| Konu: | (2/368) esas numaralı, 5237 Sayılı Türk Ceza Kanununda Değişiklik Yapılmasına Dair Kanun Teklifi'nin doğrudan gündeme alınmasına ilişkin önergesi (4/32) münasebetiyle |
| Yasama Yılı: | 1 |
| Birleşim: | 92 |
| Tarih: | 24.05.2016 |
MAHMUT TANAL (İstanbul) - Sayın Başkan, değerli milletvekilleri; hepinizi saygıyla, hürmetle selamlıyorum.
Türk Ceza Kanunu'nun 299'uncu maddesinin değiştirilmesi amacıyla Türkiye Büyük Millet Meclisine vermiş olduğumuz kanun teklifi Adalet Komisyonuna gönderildi, Adalet Komisyonunda kırk beş günlük süre beklenildi ancak gündeme alınmadığı için İç Tüzük'ün 37'nci maddesi uyarınca doğrudan Genel Kurula getirmiş bulunmaktayız.
Değerli arkadaşlar, Türk Ceza Kanunu'nun 299'uncu maddesi Cumhurbaşkanına hakaret suçunu düzenlemekte. Aynı zamanda hakaret suçuyla ilgili, gerek Meclis Başkanına, Başbakana, bakanlara, milletvekillerine, kamu görevlilerine, vatandaşa -herkese ama, kim olursa olsun- kişilik haklarıyla ilgili, onuruyla ilgili, şahsiyetiyle ilgili eğer bir hakaret ve sövme olursa Türk Ceza Kanunu'nun 125'inci maddesine göre cezalandırılır. Aynı şekilde, Türk Ceza Kanunu'nun 125'inci maddesine göre hakaret eden, onuruyla, kişiliğiyle oynayan kişiyle ilgili, eğer bu iddiasını ispatlarsa, Türk Ceza Kanunu'nun 129'uncu maddesi uyarınca, kişiye ceza verilmez diyor. Mevcut olan 299'uncu maddesi ile 125 ve 129'uncu maddesini karşılaştırdığımız zaman, 129'uncu maddesinde kişi iddiasını ispatladığı zaman ceza verilemiyor ancak Türk Ceza Kanunu 299'a göre Cumhurbaşkanına herhangi bir eylem atfında bulunan kişi eğer o iddiasını ispatlarsa yine ceza veriliyor.

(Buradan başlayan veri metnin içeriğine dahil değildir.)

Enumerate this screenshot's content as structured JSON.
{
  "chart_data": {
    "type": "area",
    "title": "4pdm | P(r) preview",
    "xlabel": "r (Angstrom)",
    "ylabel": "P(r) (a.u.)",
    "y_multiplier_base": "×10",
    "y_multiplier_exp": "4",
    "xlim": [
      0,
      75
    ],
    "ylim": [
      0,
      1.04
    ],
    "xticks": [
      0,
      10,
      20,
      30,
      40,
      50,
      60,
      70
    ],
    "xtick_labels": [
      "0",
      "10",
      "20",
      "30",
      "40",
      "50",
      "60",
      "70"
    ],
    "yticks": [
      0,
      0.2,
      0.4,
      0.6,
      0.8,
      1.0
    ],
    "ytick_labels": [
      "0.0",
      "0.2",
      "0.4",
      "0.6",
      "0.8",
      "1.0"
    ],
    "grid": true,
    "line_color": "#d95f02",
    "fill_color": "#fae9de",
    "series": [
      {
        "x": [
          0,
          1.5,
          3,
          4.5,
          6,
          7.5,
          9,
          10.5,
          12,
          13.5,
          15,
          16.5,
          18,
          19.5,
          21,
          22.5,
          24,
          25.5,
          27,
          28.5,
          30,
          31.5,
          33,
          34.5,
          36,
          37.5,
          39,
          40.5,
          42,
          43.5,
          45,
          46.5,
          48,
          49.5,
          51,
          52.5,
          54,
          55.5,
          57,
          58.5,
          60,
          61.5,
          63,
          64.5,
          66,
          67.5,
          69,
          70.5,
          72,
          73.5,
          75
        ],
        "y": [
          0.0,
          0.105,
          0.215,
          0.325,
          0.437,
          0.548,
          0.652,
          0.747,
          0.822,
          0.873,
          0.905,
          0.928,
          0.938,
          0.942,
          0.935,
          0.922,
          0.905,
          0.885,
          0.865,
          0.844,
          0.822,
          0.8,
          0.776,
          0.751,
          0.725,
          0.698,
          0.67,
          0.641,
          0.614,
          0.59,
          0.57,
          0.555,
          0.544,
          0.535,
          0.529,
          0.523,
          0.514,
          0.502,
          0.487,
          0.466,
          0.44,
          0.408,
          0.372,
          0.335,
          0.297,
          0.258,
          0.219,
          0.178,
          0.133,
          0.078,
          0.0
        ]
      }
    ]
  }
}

Bu konuda, tabii, dünyada düzenlemeler var mı? Var. Bu düzenlemelerle ilgili bugüne kadar neler yapılmış? İspanya'da var aynı şekilde, aynı şekilde Almanya'da var, Fransa'da var. Bu tür ülkelerde devlet başkanı vatandaştan daha fazla hukuksal korunmaya... Yasal düzenlemeler var, ancak bu ülkelerde dava konusu yapılan olaylar da var. Nedir bununla ilgili? Mesela Fransa'da Colombani/Fransa kararı var, aynı şekilde Türkiye'de Artun ve Güvener kararı var, Pakdemirli/Türkiye kararı var; yine, İspanya Otegi Mondragon kararı var. Bu ülkeler, gerçekten, devlet başkanlarını vatandaştan, kamu görevlisinden, Meclis başkanından, bakanından, başbakanından, milletvekillerinden fazla korumaya yönelik düzenlemeler getirdikleri için tazminata mahkûm oldu ve tazminata mahkûm olduğu zaman bu ülkeler kendi mevzuatlarında düzenleme yaptılar, dediler ki: "Biz devlet başkanını vatandaştan daha fazla, daha ayrıcalıklı bir konuma getiremeyiz. Bu, eşitlik ilkesine aykırılık teşkil ediyor. Avrupa İnsan Hakları Sözleşmesi'nin 14'üncü maddesindeki ayrımcılığı da aynı zamanda bu tetikliyor."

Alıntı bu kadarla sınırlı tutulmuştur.